American Airlines Alliance Maintenance Base Sets $400 Million Goal By End of 2008

May 12, 2006
A team of management and Transport Workers Union (TWU) Local 567 employees at the American Airlines Alliance Maintenance Base, including the engine repair facility TAESL, has set a "breakthrough goal" to obtain $400 million in value creation for the airline by the end of 2008.

FORT WORTH , Texas, May 11 /PRNewswire-FirstCall/ -- A team of management and Transport Workers Union (TWU) Local 567 employees at the American Airlines Alliance Maintenance Base, including the engine repair facility TAESL, has set a "breakthrough goal" to obtain $400 million in value creation for the airline by the end of 2008.

About 120 union members and managers, led by David Campbell , VicePresident of AFW, and Gary Peterson , President of TWU Local 567, met for two days in an off-site meeting, dubbed the Visioning Conference, to set the goal, which is to create a partnership to empower all employees to make Alliance a world class maintenance facility.

The Alliance base employs about 2,000 people, including about 1,400 TWU aircraft and facility mechanics, crew chiefs, stock clerks and inspectors, and overhauls American's widebody fleets of Boeing 767s and Boeing 777s. TAESL, a joint venture between American Airlines and Rolls-Royce, is the North American overhaul facility for the RB211 and Trent engines.

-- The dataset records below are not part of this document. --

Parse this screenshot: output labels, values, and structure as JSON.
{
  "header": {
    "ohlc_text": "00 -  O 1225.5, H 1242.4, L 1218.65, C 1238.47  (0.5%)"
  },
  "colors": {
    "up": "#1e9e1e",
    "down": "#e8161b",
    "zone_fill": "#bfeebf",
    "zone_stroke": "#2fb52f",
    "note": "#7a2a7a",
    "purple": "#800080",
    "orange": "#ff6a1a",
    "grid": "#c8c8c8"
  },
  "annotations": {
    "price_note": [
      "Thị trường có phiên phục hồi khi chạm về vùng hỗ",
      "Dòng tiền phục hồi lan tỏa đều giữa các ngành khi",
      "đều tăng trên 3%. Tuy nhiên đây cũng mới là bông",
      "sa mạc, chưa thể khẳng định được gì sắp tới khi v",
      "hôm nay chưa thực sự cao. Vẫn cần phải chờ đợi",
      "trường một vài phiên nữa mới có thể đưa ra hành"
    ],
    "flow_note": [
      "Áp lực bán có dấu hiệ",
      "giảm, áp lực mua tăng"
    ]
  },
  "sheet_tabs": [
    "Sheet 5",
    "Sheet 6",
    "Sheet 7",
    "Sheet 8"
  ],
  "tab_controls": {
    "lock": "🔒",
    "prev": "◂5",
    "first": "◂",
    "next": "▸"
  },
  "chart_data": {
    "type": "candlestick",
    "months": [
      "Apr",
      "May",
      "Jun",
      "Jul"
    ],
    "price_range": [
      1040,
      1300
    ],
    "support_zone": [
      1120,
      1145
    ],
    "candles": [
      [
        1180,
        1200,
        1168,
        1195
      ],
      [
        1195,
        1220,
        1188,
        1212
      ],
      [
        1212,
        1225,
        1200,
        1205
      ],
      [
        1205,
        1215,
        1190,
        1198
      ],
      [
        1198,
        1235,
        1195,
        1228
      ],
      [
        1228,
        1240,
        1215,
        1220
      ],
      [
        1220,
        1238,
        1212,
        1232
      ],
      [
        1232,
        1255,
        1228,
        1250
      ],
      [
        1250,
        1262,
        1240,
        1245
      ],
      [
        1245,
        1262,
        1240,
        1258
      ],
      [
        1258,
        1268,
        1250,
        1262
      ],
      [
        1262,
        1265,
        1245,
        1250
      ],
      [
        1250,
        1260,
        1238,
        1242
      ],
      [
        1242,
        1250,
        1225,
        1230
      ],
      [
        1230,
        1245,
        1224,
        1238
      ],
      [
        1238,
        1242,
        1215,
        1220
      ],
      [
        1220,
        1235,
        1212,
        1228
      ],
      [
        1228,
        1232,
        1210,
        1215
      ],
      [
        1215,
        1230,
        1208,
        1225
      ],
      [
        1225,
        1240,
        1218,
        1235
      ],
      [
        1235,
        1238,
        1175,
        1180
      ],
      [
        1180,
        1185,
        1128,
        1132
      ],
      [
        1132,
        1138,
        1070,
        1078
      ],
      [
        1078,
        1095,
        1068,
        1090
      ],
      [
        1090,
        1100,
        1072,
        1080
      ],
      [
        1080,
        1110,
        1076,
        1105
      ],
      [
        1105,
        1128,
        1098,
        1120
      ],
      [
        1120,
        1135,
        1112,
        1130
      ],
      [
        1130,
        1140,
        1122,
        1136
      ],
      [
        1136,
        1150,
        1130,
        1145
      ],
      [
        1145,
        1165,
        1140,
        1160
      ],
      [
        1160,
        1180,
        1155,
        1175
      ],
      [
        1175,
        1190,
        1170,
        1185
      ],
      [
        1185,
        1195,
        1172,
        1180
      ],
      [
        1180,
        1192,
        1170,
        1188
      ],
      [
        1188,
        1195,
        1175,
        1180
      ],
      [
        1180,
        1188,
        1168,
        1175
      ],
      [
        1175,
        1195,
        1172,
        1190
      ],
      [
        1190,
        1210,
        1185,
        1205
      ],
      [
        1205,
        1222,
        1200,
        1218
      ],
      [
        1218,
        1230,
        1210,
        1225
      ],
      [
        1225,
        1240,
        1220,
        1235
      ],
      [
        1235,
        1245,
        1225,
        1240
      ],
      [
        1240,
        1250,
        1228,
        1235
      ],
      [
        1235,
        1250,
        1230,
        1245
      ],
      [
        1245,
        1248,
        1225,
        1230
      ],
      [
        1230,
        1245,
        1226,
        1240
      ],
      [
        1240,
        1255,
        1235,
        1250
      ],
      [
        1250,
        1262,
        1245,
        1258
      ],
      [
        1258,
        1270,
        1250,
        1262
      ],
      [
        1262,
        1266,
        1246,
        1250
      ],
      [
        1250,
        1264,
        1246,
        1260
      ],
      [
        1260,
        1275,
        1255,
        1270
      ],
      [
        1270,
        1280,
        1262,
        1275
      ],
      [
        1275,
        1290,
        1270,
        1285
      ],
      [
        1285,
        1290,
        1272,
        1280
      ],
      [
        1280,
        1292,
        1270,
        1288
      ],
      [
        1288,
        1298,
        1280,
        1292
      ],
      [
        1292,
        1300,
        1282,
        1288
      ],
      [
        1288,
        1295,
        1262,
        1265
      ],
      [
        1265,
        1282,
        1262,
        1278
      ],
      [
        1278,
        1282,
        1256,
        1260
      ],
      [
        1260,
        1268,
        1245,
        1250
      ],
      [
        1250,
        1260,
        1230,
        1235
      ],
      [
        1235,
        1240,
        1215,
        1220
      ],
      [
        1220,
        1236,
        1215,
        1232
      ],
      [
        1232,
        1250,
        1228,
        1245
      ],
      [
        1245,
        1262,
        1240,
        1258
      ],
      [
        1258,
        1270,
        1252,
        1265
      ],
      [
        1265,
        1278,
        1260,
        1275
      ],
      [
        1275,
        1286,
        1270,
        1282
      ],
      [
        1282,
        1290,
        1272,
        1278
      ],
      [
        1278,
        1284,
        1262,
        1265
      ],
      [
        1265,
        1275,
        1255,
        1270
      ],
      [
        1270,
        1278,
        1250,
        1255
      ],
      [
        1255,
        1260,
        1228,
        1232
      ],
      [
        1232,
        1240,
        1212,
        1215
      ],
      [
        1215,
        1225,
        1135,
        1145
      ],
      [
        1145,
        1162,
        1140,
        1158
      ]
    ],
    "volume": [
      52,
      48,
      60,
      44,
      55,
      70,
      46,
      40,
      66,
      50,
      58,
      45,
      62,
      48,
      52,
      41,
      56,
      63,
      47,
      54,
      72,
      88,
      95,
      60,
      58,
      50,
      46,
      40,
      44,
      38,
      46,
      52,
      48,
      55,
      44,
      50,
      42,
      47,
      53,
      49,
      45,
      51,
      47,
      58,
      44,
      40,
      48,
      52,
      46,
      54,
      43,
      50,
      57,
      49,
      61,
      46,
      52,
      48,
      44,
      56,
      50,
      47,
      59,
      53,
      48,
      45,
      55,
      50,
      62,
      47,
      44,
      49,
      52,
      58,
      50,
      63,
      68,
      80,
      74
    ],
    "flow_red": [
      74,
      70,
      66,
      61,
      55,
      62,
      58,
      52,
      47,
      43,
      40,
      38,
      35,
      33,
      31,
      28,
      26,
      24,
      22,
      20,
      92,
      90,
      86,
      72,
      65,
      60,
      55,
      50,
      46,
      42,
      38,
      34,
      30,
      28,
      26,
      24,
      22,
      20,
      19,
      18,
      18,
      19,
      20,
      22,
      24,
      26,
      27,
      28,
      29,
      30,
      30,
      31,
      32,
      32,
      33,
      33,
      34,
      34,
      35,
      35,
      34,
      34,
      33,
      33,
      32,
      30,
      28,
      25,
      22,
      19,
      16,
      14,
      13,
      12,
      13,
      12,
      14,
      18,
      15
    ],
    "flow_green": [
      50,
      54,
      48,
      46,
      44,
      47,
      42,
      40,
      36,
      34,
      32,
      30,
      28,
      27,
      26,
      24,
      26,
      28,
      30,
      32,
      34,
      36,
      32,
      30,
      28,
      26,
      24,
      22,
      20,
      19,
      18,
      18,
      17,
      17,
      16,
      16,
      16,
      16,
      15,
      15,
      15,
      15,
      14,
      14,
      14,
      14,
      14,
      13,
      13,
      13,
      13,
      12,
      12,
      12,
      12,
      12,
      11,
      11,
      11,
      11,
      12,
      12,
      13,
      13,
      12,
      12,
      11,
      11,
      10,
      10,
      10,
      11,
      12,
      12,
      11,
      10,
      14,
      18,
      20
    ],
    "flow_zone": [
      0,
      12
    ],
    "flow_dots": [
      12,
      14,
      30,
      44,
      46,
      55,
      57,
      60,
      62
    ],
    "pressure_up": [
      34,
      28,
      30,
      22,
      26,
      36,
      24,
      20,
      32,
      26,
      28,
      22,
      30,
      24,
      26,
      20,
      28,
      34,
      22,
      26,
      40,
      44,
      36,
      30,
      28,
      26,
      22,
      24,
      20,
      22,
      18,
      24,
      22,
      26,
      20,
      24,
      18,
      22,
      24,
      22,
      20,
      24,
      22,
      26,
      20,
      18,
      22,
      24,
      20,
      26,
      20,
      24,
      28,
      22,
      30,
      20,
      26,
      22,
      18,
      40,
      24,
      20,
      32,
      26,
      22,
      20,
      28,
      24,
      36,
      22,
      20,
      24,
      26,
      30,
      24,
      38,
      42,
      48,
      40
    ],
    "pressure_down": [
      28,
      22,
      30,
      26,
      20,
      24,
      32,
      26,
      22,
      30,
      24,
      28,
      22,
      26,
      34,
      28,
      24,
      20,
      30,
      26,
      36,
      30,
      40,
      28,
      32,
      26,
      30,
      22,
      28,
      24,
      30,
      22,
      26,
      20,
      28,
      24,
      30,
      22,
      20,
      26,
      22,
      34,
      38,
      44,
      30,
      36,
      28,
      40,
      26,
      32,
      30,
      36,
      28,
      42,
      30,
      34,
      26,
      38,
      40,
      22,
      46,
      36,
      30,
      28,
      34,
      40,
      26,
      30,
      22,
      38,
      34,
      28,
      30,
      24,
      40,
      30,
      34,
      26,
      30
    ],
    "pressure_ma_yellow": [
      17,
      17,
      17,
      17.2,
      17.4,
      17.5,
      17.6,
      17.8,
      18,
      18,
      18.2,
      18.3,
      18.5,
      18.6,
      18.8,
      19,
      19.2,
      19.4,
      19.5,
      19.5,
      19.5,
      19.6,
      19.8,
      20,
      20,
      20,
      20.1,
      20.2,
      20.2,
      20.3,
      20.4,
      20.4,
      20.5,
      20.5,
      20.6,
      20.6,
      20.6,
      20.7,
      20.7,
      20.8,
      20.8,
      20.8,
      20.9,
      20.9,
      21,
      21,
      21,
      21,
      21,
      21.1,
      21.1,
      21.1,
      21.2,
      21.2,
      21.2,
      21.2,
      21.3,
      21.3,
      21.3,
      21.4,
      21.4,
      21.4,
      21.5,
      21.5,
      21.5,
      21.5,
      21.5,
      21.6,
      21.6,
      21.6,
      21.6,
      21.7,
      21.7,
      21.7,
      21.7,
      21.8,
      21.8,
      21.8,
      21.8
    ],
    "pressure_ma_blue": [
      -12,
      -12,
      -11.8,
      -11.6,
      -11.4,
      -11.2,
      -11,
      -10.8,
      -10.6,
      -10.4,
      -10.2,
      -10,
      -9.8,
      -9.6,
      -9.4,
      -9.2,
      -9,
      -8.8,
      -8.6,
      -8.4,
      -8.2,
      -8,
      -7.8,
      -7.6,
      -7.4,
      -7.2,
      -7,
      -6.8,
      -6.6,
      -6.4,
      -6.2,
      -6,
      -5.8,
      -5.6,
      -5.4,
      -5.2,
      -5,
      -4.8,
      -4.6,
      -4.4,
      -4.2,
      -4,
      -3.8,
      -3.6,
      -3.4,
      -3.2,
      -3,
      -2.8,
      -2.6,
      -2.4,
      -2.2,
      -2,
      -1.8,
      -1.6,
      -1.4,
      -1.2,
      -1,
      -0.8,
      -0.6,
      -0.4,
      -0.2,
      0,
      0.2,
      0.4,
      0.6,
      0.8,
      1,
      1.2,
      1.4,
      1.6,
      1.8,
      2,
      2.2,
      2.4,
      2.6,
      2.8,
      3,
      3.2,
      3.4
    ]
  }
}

"A breakthrough goal is critical to the future of AFW and to the people who work here," Campbell said. "Focusing on a breakthrough goal will challenge our thinking -- because it isn't possible using our current methods and practices. A breakthrough goal has the ability to disrupt our patterns and knock us out of the box. But, if we believe it is possible, that gives us the ability to reinvent the way we do our work."

Peterson said, "The opportunity for success at AFW is based on what we choose to do. We each have to take responsibility for developing solutions instead of dwelling on problems. We need to focus on our future and not our past."

To realize this goal, work teams were formed to focus on revenue generation and third-party work, leadership, cultural change and morale,productive increases through process improvements, accountability and employee involvement.

Pat Stewart, Vice President - TAESL, said, "We have proven that we collectively can accomplish what we set out to do. The Continuous Improvement process involves mechanics and others designing their own work space and developing the processes to do their work more efficiently. Those are proven concepts here at TAESL and elsewhere in the maintenance organization."

Pete Sirucek, Managing Director - Aircraft Maintenance, AFW, said, "Wehave a great work force here at Alliance and I am confident that we can achieve our breakthrough goal. We have gotten very positive feedback from other airlines that have sent us their aircraft to overhaul and repair."

Current base initiatives that will help AFW reach the breakthrough goal include the development of High Performance Teams, the Continuous Improvement program, the Aircraft Maintenance Futures Team that identifies ways to maximize facility and manpower capacity in order to bring in more third-party work, the Joint Leadership Team and the Joint Communications Team.